Il ne comprend pas beaucoup mieux. Il n'est pas au courant de ce que sont devenus mes parents et mon frère, et je n'ai pas envie de lui en parler, en tout cas pas si je peux l'éviter. Au moins, je sais que même s'il a fait des recherches sur moi, il ne connaît pas cette partie de ma vie. Je décide de dire la vérité mais sans entrer dans les détails.

- Il ne les utilise plus et je les ai récupéré.

Thomas ouvre le carton d'un air dubitatif. Heureusement que mon père avait des goûts assez jeunes en matière vestimentaire parce que j'aurai compris, autrement, que Thomas ne veuillent pas les utiliser. Je me souviens que nous allions faire les magasins mon père et moi.
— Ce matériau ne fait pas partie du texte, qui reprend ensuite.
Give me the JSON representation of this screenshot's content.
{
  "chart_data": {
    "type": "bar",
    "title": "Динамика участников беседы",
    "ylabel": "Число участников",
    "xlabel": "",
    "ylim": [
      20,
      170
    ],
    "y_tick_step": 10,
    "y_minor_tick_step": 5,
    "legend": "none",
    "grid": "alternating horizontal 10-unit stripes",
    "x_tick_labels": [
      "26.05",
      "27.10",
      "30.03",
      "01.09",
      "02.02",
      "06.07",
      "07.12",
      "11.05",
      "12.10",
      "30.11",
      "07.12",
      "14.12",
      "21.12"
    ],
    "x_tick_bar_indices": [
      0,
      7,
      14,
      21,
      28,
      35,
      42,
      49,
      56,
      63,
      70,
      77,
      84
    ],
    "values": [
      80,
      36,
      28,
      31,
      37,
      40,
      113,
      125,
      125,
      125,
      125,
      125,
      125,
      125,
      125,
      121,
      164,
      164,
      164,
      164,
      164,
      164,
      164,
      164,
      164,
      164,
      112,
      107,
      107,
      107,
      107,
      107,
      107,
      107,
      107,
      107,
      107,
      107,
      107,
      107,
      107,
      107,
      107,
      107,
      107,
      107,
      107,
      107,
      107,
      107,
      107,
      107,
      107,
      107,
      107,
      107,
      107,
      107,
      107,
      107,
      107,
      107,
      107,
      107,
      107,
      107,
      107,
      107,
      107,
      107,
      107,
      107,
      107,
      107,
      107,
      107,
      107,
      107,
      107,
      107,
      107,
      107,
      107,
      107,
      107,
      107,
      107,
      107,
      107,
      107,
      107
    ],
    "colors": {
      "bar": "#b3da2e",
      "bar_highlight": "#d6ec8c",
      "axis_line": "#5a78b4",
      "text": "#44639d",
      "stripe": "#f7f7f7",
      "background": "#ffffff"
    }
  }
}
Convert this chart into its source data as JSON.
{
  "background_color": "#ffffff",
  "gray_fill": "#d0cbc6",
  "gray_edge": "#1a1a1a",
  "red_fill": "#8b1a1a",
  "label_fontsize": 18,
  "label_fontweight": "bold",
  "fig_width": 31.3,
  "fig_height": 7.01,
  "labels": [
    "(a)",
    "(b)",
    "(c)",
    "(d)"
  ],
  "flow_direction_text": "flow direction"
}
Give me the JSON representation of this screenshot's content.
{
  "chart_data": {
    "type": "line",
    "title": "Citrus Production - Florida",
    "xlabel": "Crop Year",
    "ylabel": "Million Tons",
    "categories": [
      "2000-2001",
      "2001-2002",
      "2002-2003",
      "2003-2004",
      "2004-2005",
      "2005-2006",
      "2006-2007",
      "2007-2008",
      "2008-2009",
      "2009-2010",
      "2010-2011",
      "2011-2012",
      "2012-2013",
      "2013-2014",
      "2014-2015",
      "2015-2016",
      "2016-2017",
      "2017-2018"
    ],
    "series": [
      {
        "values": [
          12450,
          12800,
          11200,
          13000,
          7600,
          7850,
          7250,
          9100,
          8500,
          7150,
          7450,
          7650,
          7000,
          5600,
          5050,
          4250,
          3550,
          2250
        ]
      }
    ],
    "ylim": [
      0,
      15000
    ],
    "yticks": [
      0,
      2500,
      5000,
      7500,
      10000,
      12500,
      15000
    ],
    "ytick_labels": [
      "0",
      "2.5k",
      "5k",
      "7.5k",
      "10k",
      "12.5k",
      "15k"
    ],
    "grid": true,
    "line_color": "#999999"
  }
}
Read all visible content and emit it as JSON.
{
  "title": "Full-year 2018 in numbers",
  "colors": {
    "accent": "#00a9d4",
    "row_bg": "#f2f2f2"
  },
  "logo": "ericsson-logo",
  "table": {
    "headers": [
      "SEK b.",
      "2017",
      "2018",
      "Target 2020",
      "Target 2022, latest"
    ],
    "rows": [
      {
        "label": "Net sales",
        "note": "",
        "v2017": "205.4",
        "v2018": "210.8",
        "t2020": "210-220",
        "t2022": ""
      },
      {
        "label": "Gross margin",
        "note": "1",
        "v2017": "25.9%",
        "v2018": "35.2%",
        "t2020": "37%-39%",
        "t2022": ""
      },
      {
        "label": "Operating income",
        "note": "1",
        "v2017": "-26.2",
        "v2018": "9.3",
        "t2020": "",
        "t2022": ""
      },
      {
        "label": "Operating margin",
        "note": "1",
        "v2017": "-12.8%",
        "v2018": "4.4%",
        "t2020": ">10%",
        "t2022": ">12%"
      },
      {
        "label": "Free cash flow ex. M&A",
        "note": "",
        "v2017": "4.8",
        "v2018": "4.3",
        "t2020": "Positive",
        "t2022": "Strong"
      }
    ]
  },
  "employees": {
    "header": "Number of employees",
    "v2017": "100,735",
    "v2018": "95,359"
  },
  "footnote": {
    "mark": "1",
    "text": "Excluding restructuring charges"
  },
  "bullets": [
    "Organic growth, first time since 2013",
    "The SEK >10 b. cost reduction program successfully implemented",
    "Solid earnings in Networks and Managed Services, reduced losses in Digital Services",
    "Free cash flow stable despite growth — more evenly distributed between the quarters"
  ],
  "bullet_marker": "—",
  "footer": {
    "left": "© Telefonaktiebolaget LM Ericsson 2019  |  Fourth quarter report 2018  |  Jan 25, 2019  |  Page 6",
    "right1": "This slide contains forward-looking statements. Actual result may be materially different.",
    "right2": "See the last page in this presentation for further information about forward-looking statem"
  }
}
Je le conseillais, il essayait, et puis c'était à mon tour. Je n'allais pas faire les boutiques souvent, mais quand j'y allais, seuls mon père ou ma mère m'accompagnaient, et non les deux en même temps. Au moins, nous avions chacun nos moments et nous pouvions en profiter pleinement.

Ce n'est pas le style des jeans et des t-shirts qui a l'air de déranger Thomas, mais il pose le carton sur le canapé.

- Je ne crois pas que ce soit indispensable que je reste.

- S'il te plaît... essayé-je de le convaincre en soufflant, épuisée. Si tu ne le fais pas, je te colle une balle dans l'épaule, au moins ce sera indispensable.

- Moi qui pensais que tu commençais à m'apprécier, fit-il, faussement touché, une main sur le cœur.

- Je te déteste autant qu'avant, désolée... ou non,en fait. Je ne suis pas désolée de te détester, souris-je.

- Tant mieux, c'est réciproque.

Sur ce, il se décide enfin à rester ici, redoutant une balle que j'aurai le courage de lui envoyer. Sur cela il n'a pas tort, surtout sur Thomas. Il y a un moment que ça me démange. Je l'invite à aller prendre une douche et se changer, puisque demain matin, la salle de bain sera à moi. Ou du moins, dans quelques heures. Rien que cette pensée me fatigue. J'attends que Thomas sorte de la salle de bain pour aller me coucher, je n'ai pas vraiment envie qu'il me voit allongée, les yeux fermés, comme un petite fille qui attendrait qu'on vienne lui souhaiter bonne nuit.

Quand j'entends la porte de la salle d'eau s'ouvrir, je me retourne machinalement vers la personne qui en sort. Il a les cheveux mouillés, ce qui me rappelle le soir où nous nous disputions sous la pluie battante, sauf que maintenant, une agréable odeur de shampoing s'en dégage. Il a apparemment trouvé le pyjama de mon père dans le carton : un t-shirt tout simple blanc et un pantalon à carreaux bleu et gris. Ça lui va plutôt bien. Cependant cela me fait bizarre de revoir quelqu'un porter ces vêtements, ça me rappelle de vieux souvenirs dont je n'avais pas pensé depuis un moment. Je sors de mes songes quand je me rends compte que je n'ai pas arrêté de fixer Thomas sans le vouloir, perdue dans un coin de ma tête. J'ai un sentiment de déjà vu qui me déstabilise, et je tente tant bien que mal de le cacher. Thomas n'a toujours pas bougé, posté face à moi.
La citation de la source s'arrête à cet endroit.